中国社会科学院はこのほど、「不動産青書:中国不動産発展報告No.12(2015年)を発表した。それによると、2014年の分譲住宅の販売面積は12億1千万平方メートルで前年比7.6%減少し、増加率は同2.49ポイント低下した。販売予定面積は6億2200万平方メートルに達し、過去最高を更新した。中国経済網が伝えた。
青書は、15年は分譲住宅の平均価格の伸びが14年の水準を維持するか、14年を上回る見込みで、上昇幅は政策や政策の実行にどれくらい力が入るかによって決まる。15年の不動産価格は上昇する可能性があるが、大幅に上昇する見込みは薄いと予測する。
▽2014年の不動産市場は全体的に低迷
青書の指摘によると、14年の世界経済は危機後の回復期にあって、この年の中国不動産市場には大きな変化が現れ、大幅な調整が行われ、全体としては低迷状態にあった。低迷ぶりは主として販売面積の目立った低下、販売予定面積の大幅な増加、一部の大・中都市における不動産価格の値下がり、不動産デベロッパーが先行きの見通しに不安を抱いたこと、不動産投資や新規着工面積や土地の購入面積などの指標の伸びが13年に比べて大幅に落ち込んだことなどに顕在化したという。

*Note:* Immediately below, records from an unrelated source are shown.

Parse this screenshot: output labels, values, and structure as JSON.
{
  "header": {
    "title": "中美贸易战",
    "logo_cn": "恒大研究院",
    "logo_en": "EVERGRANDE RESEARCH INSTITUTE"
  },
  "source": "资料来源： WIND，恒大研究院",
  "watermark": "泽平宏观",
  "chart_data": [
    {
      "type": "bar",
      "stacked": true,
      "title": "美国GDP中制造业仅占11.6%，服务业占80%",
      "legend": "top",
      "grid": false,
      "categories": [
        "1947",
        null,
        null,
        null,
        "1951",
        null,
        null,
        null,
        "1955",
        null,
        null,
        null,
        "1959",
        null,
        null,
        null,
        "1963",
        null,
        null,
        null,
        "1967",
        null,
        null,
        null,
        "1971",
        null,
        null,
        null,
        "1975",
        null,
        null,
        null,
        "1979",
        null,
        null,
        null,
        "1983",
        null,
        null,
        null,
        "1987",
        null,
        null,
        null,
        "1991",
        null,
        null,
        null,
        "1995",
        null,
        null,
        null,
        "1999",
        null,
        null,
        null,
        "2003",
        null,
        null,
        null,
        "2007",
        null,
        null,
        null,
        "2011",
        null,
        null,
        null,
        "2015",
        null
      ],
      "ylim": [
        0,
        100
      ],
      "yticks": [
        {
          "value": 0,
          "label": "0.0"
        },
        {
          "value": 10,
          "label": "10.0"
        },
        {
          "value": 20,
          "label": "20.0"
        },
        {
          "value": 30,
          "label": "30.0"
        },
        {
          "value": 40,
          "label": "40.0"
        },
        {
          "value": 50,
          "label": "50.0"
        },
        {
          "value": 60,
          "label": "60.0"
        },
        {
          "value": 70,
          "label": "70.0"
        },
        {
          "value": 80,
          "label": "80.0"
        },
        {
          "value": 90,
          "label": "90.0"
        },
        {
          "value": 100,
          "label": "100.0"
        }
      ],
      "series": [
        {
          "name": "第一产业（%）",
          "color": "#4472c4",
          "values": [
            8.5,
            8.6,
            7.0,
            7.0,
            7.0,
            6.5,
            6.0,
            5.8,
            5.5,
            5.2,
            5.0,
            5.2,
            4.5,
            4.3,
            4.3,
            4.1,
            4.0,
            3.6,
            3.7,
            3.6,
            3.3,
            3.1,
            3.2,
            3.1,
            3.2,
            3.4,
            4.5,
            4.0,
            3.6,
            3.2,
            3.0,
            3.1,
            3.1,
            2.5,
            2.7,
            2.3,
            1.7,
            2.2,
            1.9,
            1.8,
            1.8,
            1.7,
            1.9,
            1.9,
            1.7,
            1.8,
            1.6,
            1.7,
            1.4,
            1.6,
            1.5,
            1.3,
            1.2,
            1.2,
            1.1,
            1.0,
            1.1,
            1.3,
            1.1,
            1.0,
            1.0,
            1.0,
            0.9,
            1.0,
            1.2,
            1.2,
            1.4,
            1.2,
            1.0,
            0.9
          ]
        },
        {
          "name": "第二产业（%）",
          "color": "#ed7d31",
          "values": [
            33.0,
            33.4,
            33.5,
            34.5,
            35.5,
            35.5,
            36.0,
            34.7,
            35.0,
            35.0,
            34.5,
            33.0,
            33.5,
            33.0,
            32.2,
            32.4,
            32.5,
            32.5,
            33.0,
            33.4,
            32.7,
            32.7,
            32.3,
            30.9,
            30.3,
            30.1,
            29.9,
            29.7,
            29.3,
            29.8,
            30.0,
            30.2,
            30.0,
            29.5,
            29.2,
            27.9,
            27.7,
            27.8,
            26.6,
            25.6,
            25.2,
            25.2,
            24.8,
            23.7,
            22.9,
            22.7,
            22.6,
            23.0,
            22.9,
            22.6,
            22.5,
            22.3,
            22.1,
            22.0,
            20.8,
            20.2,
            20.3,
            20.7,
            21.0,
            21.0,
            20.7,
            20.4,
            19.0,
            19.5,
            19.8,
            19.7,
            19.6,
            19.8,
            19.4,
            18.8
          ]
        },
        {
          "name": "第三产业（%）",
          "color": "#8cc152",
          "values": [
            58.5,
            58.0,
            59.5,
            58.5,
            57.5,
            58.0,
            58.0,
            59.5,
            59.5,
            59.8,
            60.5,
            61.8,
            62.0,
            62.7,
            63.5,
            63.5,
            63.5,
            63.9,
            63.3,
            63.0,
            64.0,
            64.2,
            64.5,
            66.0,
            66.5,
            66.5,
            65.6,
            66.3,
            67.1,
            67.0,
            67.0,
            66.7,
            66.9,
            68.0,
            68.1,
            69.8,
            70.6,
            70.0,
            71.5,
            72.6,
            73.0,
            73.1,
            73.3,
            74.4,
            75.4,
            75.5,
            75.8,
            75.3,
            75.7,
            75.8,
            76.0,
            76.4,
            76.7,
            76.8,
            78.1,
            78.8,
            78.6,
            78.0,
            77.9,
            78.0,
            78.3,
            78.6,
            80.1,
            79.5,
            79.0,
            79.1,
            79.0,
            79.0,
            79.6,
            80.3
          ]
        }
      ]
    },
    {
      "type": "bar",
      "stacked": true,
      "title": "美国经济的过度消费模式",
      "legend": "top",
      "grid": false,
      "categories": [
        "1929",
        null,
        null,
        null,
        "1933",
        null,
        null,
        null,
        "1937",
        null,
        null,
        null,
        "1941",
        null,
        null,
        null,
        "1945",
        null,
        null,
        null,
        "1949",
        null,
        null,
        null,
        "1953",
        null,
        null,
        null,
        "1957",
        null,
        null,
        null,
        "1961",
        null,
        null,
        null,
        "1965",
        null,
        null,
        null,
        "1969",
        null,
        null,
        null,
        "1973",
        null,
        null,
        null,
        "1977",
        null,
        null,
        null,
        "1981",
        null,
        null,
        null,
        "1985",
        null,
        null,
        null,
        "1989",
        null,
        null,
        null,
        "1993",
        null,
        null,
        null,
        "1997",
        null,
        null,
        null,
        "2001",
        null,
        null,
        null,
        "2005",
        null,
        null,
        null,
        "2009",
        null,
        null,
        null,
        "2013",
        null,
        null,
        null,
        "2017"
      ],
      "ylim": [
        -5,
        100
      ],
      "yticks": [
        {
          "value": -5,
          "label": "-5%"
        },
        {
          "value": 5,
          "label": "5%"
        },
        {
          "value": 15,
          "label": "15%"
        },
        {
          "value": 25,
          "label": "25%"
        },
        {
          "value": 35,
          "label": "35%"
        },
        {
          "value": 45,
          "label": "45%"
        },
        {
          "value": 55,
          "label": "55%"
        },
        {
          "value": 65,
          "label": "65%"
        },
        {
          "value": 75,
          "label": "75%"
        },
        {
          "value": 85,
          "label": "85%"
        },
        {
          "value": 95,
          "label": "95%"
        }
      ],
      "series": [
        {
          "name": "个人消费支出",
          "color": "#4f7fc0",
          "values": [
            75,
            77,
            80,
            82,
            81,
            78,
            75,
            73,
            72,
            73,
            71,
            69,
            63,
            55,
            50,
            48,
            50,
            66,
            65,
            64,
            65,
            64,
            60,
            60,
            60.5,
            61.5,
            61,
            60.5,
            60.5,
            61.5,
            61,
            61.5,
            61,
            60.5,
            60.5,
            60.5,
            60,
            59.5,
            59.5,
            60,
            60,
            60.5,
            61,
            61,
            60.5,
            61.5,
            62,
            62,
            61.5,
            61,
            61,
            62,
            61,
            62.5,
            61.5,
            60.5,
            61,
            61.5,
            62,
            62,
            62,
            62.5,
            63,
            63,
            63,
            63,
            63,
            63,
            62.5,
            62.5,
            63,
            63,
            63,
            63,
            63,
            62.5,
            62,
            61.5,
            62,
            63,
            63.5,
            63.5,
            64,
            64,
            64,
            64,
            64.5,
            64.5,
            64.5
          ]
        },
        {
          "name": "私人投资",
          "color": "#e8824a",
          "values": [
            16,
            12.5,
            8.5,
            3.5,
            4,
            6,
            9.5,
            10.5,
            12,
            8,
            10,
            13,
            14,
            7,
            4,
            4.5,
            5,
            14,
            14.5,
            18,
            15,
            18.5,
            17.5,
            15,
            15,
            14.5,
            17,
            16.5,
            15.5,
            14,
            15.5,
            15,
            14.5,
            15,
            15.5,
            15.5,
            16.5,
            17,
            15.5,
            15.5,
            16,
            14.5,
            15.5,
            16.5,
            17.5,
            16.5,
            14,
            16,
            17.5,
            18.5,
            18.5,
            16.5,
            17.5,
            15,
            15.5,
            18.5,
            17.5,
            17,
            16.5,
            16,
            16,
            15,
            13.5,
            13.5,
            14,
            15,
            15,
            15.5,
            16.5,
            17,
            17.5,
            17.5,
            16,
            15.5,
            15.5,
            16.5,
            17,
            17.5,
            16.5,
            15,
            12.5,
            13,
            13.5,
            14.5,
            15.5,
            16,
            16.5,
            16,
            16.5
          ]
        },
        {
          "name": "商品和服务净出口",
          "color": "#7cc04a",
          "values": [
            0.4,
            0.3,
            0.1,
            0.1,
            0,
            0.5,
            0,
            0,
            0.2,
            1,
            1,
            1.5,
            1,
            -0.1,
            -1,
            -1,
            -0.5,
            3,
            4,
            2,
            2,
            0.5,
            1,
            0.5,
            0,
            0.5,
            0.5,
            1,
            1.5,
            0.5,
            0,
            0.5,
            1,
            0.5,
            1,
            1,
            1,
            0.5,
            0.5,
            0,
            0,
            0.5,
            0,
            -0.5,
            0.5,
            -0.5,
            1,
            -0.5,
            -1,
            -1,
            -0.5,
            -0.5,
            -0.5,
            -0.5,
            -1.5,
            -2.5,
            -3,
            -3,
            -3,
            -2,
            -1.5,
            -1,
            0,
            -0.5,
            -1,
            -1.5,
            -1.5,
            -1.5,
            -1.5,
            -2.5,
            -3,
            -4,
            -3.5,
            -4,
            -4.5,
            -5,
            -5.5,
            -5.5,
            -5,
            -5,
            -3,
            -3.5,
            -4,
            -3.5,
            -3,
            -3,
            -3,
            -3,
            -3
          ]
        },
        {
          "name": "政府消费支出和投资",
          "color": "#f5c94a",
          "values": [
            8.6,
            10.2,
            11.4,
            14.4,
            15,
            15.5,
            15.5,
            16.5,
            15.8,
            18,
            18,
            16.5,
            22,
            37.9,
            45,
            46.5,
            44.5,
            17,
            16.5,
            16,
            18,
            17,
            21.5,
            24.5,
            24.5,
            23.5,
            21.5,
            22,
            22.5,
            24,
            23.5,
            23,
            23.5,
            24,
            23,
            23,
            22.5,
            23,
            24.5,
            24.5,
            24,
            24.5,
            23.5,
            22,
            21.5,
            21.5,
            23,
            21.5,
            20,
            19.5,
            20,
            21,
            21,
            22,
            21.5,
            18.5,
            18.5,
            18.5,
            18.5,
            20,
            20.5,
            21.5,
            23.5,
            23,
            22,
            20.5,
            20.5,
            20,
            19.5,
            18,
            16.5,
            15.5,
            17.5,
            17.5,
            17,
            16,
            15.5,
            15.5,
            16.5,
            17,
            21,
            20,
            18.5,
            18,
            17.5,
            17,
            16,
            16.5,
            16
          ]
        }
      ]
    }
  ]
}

14年の分譲住宅の販売面積は12億1千万平方メートルで前年比7.6%減少し、増加率は同2.49ポイント低下した。販売予定面積は6億2200万平方メートルに達して、過去最高を記録した。全国の1平方メートルあたり平均価格は6324元(1元は約19.3円)で同1.4%上昇し、上昇率は同6.3ポイント低下した。不動産開発投資は9兆5千億元で同10.5%増加し、増加率は同9.3ポイント低下し、1998年以来の最低を更新した。
政策をみると、14年の中央政府の不動産政策の調整では、これまでの「価格の抑制、需要の抑制」から「改善の促進、消費の安定」へと方針が転換された。中央政府の政策調整の穏やかさに比べ、地方政府の政策はより積極的だ。各地方はそれぞれの状況を踏まえて「都市ごとの政策」をうち出し、柔軟性や的確性がより高まっている。14年に中央政府がうち出した不動産政策は主に不動産をめぐり長期的に効果を上げるメカニズムの構築と結びついたもので、たとえば不動産登記制度などがある。